There is a fairly good indication of Shakespeare’s mastery of the French language(or lack of it) in Henry V. He wrote almost an entire scene in French. His knowledge of French seems to have been at practical level but 2nd or 3rd rate. He made numerous mistakes. I am not a French speaker, but I did have a great link to a page discussing Shakespeare’s mistakes in French. I have unfortunately lost this link.

If a French speaker had been brought in to help writing this scene I would assume this speaker would have attained a much greater mastery of French. I tentatively believe then that Shakespeare himself wrote the scene.

It’s not particularly odd if you think of it as an early form of “the boy did good despite his shortcomings” or “he beat all the odds”. Jonson was a bit of an educational snob. From other things he attributes to Shakespeare this quote on Latin and Greek is fully in keeping. Jonson said elsewhere Shakespeare was more to be praised than condemned, that he lacked classical knowledge. However, these should be seen in relative terms.

The biggest problem I have with it is the “secret that wasn’t a secret.” The theorists all start out with a reason their candidate absolutely, under no circumstances, could be known as the author of the plays, because there would be dire consequences. Then they go on to explain that X, Y and Z people were in on the secret, and dropped any number of hints that were contemporaneous, plus the author himself couldn’t stand to remain completely anonymous, so he put all these hints in the plays themselves (or in the case of Bacon, bizarre cryptograms), and somehow didn’t worry about being discovered because of them, due to the fact that they somehow knew their contemporaries wouldn’t get them, and yet people in the future would.

It makes no sense.

Either it was a secret, in which case we would expect that it would still be a secret, except that some special thing, like a hidden and cryptic (a la Samuel Pepys, which I guess was actually in a known, but uncommon shorthand) diary being discovered, which owned up to it in a straightforward way, but privately, or it wasn’t a secret, just something kind of on the down low, in which case we would expect occasional references to it in letters and other personal writings, and NOT a first folio dedicated to the authorship of the man from Stratford.

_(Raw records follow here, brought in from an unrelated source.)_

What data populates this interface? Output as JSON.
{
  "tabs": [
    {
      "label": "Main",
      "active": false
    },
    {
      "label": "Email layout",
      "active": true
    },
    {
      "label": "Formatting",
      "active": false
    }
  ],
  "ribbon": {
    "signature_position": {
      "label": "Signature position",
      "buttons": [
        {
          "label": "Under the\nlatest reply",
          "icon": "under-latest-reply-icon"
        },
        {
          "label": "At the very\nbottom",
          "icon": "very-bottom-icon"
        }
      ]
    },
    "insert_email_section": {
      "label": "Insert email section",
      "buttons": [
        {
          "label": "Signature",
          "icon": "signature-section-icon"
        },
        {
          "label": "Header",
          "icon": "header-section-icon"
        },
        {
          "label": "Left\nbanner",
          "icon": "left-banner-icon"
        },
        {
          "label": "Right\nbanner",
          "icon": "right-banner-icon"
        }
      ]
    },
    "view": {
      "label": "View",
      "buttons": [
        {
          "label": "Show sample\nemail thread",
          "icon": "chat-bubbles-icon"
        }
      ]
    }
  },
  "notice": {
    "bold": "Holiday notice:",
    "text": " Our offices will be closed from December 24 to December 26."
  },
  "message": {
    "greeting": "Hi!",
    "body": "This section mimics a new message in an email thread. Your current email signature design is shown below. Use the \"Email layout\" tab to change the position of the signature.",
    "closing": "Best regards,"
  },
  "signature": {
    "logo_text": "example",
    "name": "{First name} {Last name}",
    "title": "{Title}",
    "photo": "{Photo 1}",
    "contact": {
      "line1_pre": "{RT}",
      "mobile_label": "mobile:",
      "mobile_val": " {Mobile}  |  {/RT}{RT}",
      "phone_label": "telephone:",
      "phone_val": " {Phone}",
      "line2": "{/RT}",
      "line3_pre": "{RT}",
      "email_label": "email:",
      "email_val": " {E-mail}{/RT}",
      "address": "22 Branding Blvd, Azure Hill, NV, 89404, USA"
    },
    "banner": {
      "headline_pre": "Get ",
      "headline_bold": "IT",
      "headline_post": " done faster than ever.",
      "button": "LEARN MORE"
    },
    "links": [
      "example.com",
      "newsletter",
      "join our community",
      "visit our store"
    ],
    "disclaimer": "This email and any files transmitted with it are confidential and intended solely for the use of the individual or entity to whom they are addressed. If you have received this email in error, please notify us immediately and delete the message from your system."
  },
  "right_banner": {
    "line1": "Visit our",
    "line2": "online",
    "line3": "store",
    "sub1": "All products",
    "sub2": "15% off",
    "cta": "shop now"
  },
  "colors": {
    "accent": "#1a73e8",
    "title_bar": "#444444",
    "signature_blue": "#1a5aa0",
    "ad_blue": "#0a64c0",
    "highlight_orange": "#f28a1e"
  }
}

No, my point is that (I have heard some Oxfordians say) the phrase means “even if you had small Latin and less Greek (but we know you don’t).” It’s in the subjunctive.

So it would be an odd thing to stick in a poem. “You’re a Greek and Latin scholar, but even if you weren’t, you would still be compared to the classics.”

Here’s an example.

Ah, I understand the point now. Forgive me but that was an explanation I had not heard before.